Swift furthers her American ‘everygirl’ persona by placing Sadie Sink, a relatively unknown actress, into the centre of the action rather than herself. This allows us to project ourselves into the narrative, implying that this is a relatable experience for many, or even most, women. We buy into the story because of the seeming authenticity of Swift’s confessional voice, but this simultaneously highlights the relativity of truth. Her subjectivity leaves a gap in the narrative that enables the kind of rampant fan speculation that fuels Swift’s media presence, while also giving female fans the ability to connect this very specific story to their own experiences of heterosexual relationships. Yet Swift is only able to give voice to her account because she is commercially viable (read: thin, white, ostensibly straight). Her claims to universality therefore highlight her own privilege, even as they expose systemic sexism in American women’s personal lives. While many of us have been there, it is Swift who remains to tell the tale.
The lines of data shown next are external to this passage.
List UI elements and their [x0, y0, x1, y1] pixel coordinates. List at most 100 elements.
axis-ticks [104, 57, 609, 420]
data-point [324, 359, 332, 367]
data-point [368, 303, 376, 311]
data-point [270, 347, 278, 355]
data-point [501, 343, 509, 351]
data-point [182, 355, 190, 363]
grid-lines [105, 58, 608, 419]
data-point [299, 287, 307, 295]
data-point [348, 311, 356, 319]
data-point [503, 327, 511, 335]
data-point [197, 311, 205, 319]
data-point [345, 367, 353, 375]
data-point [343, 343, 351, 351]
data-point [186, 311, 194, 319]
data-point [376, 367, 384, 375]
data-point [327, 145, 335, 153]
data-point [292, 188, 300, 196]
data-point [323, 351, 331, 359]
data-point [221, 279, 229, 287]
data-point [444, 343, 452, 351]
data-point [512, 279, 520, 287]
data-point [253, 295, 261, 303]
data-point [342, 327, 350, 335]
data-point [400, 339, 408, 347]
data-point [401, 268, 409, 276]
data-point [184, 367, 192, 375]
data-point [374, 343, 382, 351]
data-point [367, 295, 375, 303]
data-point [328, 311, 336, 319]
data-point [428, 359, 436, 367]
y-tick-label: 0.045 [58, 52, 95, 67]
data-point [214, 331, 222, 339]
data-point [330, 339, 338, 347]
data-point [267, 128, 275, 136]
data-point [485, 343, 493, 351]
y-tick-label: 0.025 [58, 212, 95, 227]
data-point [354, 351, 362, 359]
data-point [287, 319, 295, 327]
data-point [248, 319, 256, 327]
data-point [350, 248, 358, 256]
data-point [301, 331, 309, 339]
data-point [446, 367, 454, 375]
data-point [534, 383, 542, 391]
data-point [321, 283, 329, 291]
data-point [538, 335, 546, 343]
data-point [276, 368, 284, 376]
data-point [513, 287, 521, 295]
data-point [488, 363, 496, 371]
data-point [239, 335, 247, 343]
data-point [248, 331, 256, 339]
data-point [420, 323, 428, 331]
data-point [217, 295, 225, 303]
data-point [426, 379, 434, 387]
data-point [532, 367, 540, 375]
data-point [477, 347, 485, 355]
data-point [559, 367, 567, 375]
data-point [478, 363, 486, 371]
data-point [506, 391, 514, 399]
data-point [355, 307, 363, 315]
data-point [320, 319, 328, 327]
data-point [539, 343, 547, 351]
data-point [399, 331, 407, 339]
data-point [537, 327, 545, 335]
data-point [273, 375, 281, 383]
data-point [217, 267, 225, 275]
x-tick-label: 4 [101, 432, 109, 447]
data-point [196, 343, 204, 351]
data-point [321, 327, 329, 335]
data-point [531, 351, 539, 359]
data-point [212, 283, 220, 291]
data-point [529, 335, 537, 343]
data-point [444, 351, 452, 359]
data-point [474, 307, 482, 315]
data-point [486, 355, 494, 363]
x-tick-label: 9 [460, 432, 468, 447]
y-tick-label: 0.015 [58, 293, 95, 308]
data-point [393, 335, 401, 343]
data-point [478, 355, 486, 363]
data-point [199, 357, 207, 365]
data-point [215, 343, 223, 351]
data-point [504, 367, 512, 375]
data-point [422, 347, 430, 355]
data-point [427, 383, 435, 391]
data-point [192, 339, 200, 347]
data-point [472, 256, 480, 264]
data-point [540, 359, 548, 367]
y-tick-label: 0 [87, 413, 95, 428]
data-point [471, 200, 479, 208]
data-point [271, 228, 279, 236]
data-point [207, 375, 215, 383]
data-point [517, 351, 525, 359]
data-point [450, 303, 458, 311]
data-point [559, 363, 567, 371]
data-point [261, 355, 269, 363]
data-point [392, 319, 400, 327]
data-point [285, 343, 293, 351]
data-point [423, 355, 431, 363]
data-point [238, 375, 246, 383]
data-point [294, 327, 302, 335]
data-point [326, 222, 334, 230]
[1] Caramanica, J. ‘No More Kid Stuff: As Taylor Swift Edges Further From Country, She’s Reaching for a New Model of Pop Stardom.’ New York Times, October 28, 2012.


[2] Donnella, Leah. ‘Taylor Swift is the 21st Century’s Most Disorienting Pop Star.’ NPR Music, September 26, 2018. https://www.nytimes.com/2012/10/28/arts/music/no-more-kid-stuff-for-taylor-swift.html?_r=0.


[3] Wilson, L. (2020). Miss Americana. Netflix.